An meinem sechsten Geburtstag folgte die Einführung der Jazz-Klarinette in mein Leben. Benny Goodman und seine Band brachten meine Glieder ins Zucken. «Benny Goodman ist ein weisser Jude, auch er, wie Satchmo, arm aufgewachsen», sagte Papa. Ich hatte keine Ahnung, was ein Jude war, aber offenbar etwas Gutes, sonst wäre solche Musik gar nicht möglich, dachte ich. «Ich reise ja ab und zu nach Washington. Wie Du weisst, ist Deutschland kein freies Land (nein, wusste ich nicht, ich war doch erst sechs). Die Briten und die Amerikaner sagen uns, was zu tun ist, und haben uns diese Demokratie verordnet. Es gibt noch ein anderes Deutschland. Das ist kommunistisch. Also: Ich reise deshalb ja oft nach Washington, um den Amerikanern unseren Standpunkt zu erklären, und mache auf dem Rückweg stets in New York halt, wo all diese begnadeten schwarzen Jazz-Musiker leben. Viele sind krank, viele sind arm. Goodman aber ist sehr reich geworden.» «So reich wie Grosspapa?», fragte ich. «Viel reicher.» «Hat Dir Benny Goodman auch eine Platte geschenkt?» «Nein, ich kenne ihn nicht. Er hat aber schwarze Musiker immer gefördert. Er hat auch durchgesetzt, dass sie in seiner Swing-Band spielen durften, was vorher nicht gestattet war.»
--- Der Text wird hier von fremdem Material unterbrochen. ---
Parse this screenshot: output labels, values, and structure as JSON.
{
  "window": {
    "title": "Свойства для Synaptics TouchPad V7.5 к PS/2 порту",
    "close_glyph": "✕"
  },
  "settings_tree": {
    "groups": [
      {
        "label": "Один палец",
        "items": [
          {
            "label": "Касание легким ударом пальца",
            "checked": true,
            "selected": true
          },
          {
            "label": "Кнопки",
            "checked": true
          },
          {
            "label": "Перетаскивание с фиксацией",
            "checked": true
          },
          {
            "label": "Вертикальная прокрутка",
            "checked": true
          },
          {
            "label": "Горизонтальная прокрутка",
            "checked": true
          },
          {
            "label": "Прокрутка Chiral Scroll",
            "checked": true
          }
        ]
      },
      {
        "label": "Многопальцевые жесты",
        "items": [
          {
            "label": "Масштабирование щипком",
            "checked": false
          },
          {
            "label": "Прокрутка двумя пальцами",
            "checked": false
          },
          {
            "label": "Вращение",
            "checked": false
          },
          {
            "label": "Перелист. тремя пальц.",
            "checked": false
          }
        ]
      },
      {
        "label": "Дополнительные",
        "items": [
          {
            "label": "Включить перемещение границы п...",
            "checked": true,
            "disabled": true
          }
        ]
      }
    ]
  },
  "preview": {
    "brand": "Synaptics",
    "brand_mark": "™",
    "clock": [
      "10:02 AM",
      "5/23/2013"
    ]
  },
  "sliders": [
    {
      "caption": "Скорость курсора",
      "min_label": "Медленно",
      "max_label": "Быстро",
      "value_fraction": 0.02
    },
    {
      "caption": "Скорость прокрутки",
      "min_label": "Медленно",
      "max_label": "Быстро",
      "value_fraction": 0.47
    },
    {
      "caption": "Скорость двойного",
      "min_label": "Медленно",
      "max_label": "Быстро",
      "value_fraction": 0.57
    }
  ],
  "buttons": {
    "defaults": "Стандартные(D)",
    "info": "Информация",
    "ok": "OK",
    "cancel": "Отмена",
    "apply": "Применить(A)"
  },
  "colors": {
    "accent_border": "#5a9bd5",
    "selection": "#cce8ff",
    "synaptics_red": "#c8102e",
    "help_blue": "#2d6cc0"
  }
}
Der siebte Geburtstag sollte eigentlich im Zeichen des Klaviers stehen. «Dave Brubeck ist, wie Benny Goodman, ein Weisser, allerdings von der amerikanischen Westküste. Auch er hat sich dafür eingesetzt, dass schwarze Musiker bei ihm spielen durften», sagte Papa. Die Klänge des Pianos verwirrten mich. Sie waren oft nur für den Takt zuständig, aber so, dass mir ganz schwindlig wurde. «Was ist das andere für ein Instrument, Papa?», fragte ich. «Das ist das Saxofon von Paul Desmond.» «Ist das schwierig zu lernen?» «Wie jedes andere Instrument auch. Man muss viel üben. Alle Musiker der Band haben auf dieser Platte hier mit dem Titel «Time Out» unterschrieben, mit Widmung, auch Paul Desmond.»

Ich war auf der Stelle verliebt in Paul Desmonds Saxofonspiel. Es war so klar, so freundlich, so voller wunderbarer, kluger Phrasierung. Von da an wollte ich nur noch Musik mit Saxofon hören. Dies brachte Mama und Grosspapa in Verlegenheit, denn sie fanden trotz vertiefter Suche fast keine klassische Musik für Saxofon, ausser von Debussy und Ravel. Das Saxofon war hier aber nicht lebendig und frei wie bei Paul Desmond, sondern lediglich dem Orchester rhythmisch zudienend oder allenfalls in einen Käfig mit nur ganz kleinem Auslauf gesteckt, bei dem anstelle von Gitterstäben das Piano die harte, unüberwindliche Grenze markierte.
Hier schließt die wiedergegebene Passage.